Each Folder element contains a TitleString element, a FolderOrder element (numerical) and 0 or more Folder elements. The value attribute of the TitleString element contains the string to display in the contents pane and the value attribute of the FolderOrder element stores the order in which its parent Folder element is put into the contents pane at the current Folder depth. If two Folder elements with the same parent have the same value attribute of the FolderOrder element then the one that occurs earlier in the file will come first in the contents pane.

Terminal Folder elements have TitleString elements with a value attribute of the form "=chmstem", where chmstem is the file-name stem of a chm file. Terminal Folder elements also have a LangId element whose value attribute is a numerical language identifier.

5.5.3. hhcolreg.dat format

hhcolreg.dat stores information on collections on the machine.

You can access a DTD that describes this XML format or read on for a more humane description.

The outer element is XML, immediately inside this is the HTMLHelpDocInfo element, which is the true container for the other elements.

First in the HTMLHelpDocInfo element comes the meta-data element NextCollectionId. The value attribute of this element stores the value that the ColNum of the next Collection will have if another collection is ever added.

Then come the following three container elements; Collections, Locations and DocCompilations.
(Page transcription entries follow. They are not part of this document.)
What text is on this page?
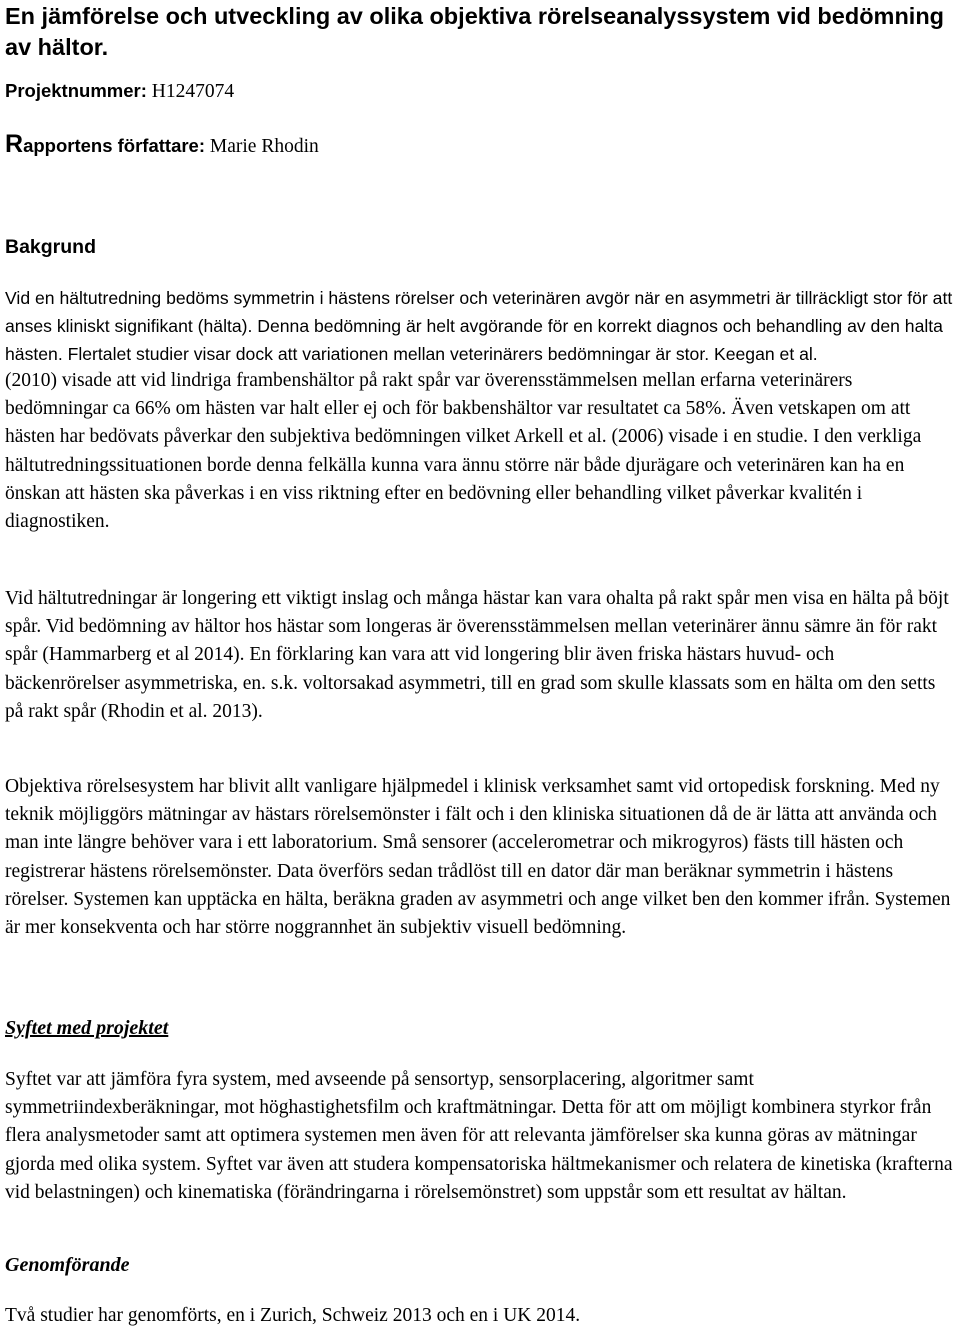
En jämförelse och utveckling av olika objektiva rörelseanalyssystem vid bedömning av hältor.

Projektnummer: H1247074

Rapportens författare: Marie Rhodin

Bakgrund

Vid en hältutredning bedöms symmetrin i hästens rörelser och veterinären avgör när en asymmetri är tillräckligt stor för att anses kliniskt signifikant (hälta). Denna bedömning är helt avgörande för en korrekt diagnos och behandling av den halta hästen. Flertalet studier visar dock att variationen mellan veterinärers bedömningar är stor. Keegan et al.

(2010) visade att vid lindriga frambenshältor på rakt spår var överensstämmelsen mellan erfarna veterinärers bedömningar ca 66% om hästen var halt eller ej och för bakbenshältor var resultatet ca 58%. Även vetskapen om att hästen har bedövats påverkar den subjektiva bedömningen vilket Arkell et al. (2006) visade i en studie. I den verkliga hältutredningssituationen borde denna felkälla kunna vara ännu större när både djurägare och veterinären kan ha en önskan att hästen ska påverkas i en viss riktning efter en bedövning eller behandling vilket påverkar kvalitén i diagnostiken.

Vid hältutredningar är longering ett viktigt inslag och många hästar kan vara ohalta på rakt spår men visa en hälta på böjt spår. Vid bedömning av hältor hos hästar som longeras är överensstämmelsen mellan veterinärer ännu sämre än för rakt spår (Hammarberg et al 2014). En förklaring kan vara att vid longering blir även friska hästars huvud- och bäckenrörelser asymmetriska, en. s.k. voltorsakad asymmetri, till en grad som skulle klassats som en hälta om den setts på rakt spår (Rhodin et al. 2013).

Objektiva rörelsesystem har blivit allt vanligare hjälpmedel i klinisk verksamhet samt vid ortopedisk forskning. Med ny teknik möjliggörs mätningar av hästars rörelsemönster i fält och i den kliniska situationen då de är lätta att använda och man inte längre behöver vara i ett laboratorium. Små sensorer (accelerometrar och mikrogyros) fästs till hästen och registrerar hästens rörelsemönster. Data överförs sedan trådlöst till en dator där man beräknar symmetrin i hästens rörelser. Systemen kan upptäcka en hälta, beräkna graden av asymmetri och ange vilket ben den kommer ifrån. Systemen är mer konsekventa och har större noggrannhet än subjektiv visuell bedömning.

Syftet med projektet

Syftet var att jämföra fyra system, med avseende på sensortyp, sensorplacering, algoritmer samt symmetriindexberäkningar, mot höghastighetsfilm och kraftmätningar. Detta för att om möjligt kombinera styrkor från flera analysmetoder samt att optimera systemen men även för att relevanta jämförelser ska kunna göras av mätningar gjorda med olika system. Syftet var även att studera kompensatoriska hältmekanismer och relatera de kinetiska (krafterna vid belastningen) och kinematiska (förändringarna i rörelsemönstret) som uppstår som ett resultat av hältan.

Genomförande

Två studier har genomförts, en i Zurich, Schweiz 2013 och en i UK 2014.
The Collections element contains any number of Collection elements. Each Collection element contains a single ColNum element and a single ColName element. The value attribute of the ColNum element stores a unique number that identifies the collection. The value attribute of the ColName element stores the full path to the .col file for this collection.

The Locations element contains any number of Location elements. Each Location element contains one of each of the LocColNum, LocName, TitleString, LocPath and Volume elements. The table below explains the content and purpose of the value attribute of each of these elements.
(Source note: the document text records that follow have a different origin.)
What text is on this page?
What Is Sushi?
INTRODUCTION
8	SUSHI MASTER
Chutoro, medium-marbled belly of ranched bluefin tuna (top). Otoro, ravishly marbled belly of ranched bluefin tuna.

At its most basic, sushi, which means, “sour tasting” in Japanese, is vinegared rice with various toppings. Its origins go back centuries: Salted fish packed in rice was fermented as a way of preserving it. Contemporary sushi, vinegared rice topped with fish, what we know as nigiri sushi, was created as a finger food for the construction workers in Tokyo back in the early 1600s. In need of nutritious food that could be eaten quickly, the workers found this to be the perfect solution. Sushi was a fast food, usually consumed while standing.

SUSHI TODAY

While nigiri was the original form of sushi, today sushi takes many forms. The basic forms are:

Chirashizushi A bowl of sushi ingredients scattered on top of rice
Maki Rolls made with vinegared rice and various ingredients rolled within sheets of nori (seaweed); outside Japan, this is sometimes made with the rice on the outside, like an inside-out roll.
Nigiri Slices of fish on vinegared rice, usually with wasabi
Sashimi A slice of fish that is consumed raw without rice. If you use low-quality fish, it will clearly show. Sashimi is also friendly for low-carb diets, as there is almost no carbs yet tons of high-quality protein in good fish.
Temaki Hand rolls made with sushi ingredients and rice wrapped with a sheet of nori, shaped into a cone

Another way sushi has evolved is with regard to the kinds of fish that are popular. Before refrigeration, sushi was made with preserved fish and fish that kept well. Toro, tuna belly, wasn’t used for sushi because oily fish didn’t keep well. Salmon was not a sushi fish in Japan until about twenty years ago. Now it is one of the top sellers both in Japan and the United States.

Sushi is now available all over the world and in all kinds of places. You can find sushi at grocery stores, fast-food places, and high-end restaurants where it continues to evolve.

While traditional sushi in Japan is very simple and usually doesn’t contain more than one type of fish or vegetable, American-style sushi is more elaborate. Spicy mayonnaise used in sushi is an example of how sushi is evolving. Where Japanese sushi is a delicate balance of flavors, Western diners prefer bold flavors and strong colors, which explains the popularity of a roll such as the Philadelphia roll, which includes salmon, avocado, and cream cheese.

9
Table 5.48. Location sub-elements

Element Explanation
LocColNum The value attribute of the ColNum element of the Collection element that this Location element applies to.
LocName The name of this Location element. This is used in sub-elements of the LocationHistory element.
TitleString This is displayed in a dialog box when the user is prompted to insert the required media because it is not accessible by hh.
LocPath The full path where the location can be accessed.
Volume The volume label of the filesystem that the LocPath is stored on.

The DocCompilations element contains any number of DocCompilation elements. Each DocCompilation element contains one of each of the DocCompId, DocCompLanguage and LocationHistory elements. The value attribute of the DocCompId element stores an identifier which is used in terminal Folder elements in the col files and is usually the stem of the CHM/CHI file for this element. The value attribute of the DocCompLanguage element stores the LCID. The LocationHistory element contains one of each of the ColNum, TitleLocation, IndexLocation, QueryLocation, LocationRef, Version, LastPromptedVersion, TitleSampleLocation, TitleQueryLocation and SupportsMerge elements, which are all described in the table below.

Table 5.49. LocationHistory subelements

Element Explanation
ColNum The collection number this DocCompilation is part of.
TitleLocation The full path to the CHM.
IndexLocation The full path to the CHI.
QueryLocation The full path to the CHQ.
LocationRef The LocName where the CHM/CHI are stored.
Version Numeric. Presumably a version of CHM.
LastPromptedVersion 0. Presumably the last Version that was installed before the previous one.
TitleSampleLocation The LocName where the samples for this CHM are stored.
TitleQueryLocation The LocName where the CHQ is stored.
SupportsMerge Numeric. Presumably whether or not the CHM has the other type of merging.